Saat sedang berjalan meninggalkan studio, Hye Ran hampir saja kehilangan keseimbangan karena sakit kepala.


Setelah kembali ke mejanya, Hye Ran mendapat telepon dari Pak Jang yang sedang berdiri di ruangannya, di atas.
“Bagus.”
“Ya, kali ini aku berhasil. Aku berencana mengambil cuti. Aku tidak pernah cuti. selama tujuh tahun ini. Aku ingin mengambil semuanya. Bolehkah?”
“Tidak boleh.

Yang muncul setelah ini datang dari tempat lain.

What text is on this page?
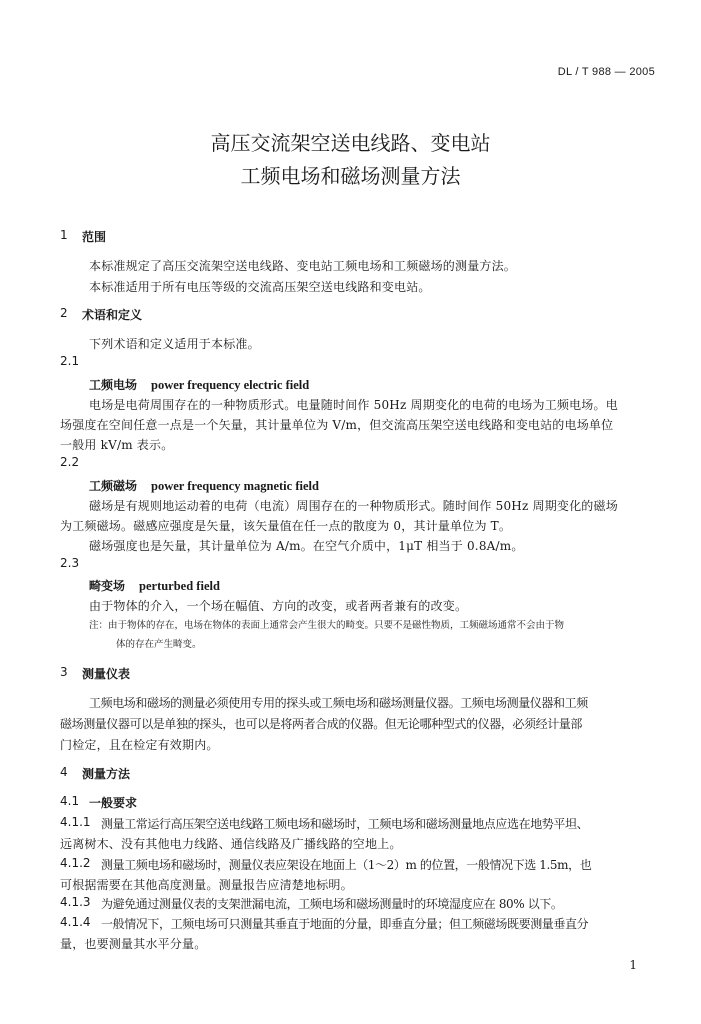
DL / T 988 — 2005
高压交流架空送电线路、变电站
工频电场和磁场测量方法
1 范围
本标准规定了高压交流架空送电线路、变电站工频电场和工频磁场的测量方法。
本标准适用于所有电压等级的交流高压架空送电线路和变电站。
2 术语和定义
下列术语和定义适用于本标准。
2.1
工频电场 power frequency electric field
电场是电荷周围存在的一种物质形式。电量随时间作 50Hz 周期变化的电荷的电场为工频电场。电
场强度在空间任意一点是一个矢量，其计量单位为 V/m，但交流高压架空送电线路和变电站的电场单位
一般用 kV/m 表示。
2.2
工频磁场 power frequency magnetic field
磁场是有规则地运动着的电荷（电流）周围存在的一种物质形式。随时间作 50Hz 周期变化的磁场
为工频磁场。磁感应强度是矢量，该矢量值在任一点的散度为 0，其计量单位为 T。
磁场强度也是矢量，其计量单位为 A/m。在空气介质中，1μT 相当于 0.8A/m。
2.3
畸变场 perturbed field
由于物体的介入，一个场在幅值、方向的改变，或者两者兼有的改变。
注：由于物体的存在，电场在物体的表面上通常会产生很大的畸变。只要不是磁性物质，工频磁场通常不会由于物
体的存在产生畸变。
3 测量仪表
工频电场和磁场的测量必须使用专用的探头或工频电场和磁场测量仪器。工频电场测量仪器和工频
磁场测量仪器可以是单独的探头，也可以是将两者合成的仪器。但无论哪种型式的仪器，必须经计量部
门检定，且在检定有效期内。
4 测量方法
4.1 一般要求
4.1.1 测量工常运行高压架空送电线路工频电场和磁场时，工频电场和磁场测量地点应选在地势平坦、
远离树木、没有其他电力线路、通信线路及广播线路的空地上。
4.1.2 测量工频电场和磁场时，测量仪表应架设在地面上（1～2）m 的位置，一般情况下选 1.5m，也
可根据需要在其他高度测量。测量报告应清楚地标明。
4.1.3 为避免通过测量仪表的支架泄漏电流，工频电场和磁场测量时的环境湿度应在 80% 以下。
4.1.4 一般情况下，工频电场可只测量其垂直于地面的分量，即垂直分量；但工频磁场既要测量垂直分
量，也要测量其水平分量。
1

Itu tidak mungkin, tapi ya, beristirahatlah, lalu kembali.”
“Terima kasih.”
“Hye Ran. Tidak apa-apa.”
Mereka berdua saling bertukar senyuman.


Saat berjalan keluar dari kantor, Hye Ran teringat kembali perselisihannya dengan Han Ji Won untuk memperebutkan posisi penyiar utama News Nine. Hye Ran pikir kali ini semuanya sudah selesai.


Hye Ran juga teringat ucapannya pada Tae Wook.
“Aku tidak akan berhenti. Obsesi atau bukan, aku akan sukses. Apa pun itu, aku akan terus maju.”
“Hye Ran. Kamu akan bertindak sekejam apa? Kapan kamu akan berhenti?”
Hye Ran yang berjalan sempoyongan pun jatuh tidak sadarkan diri.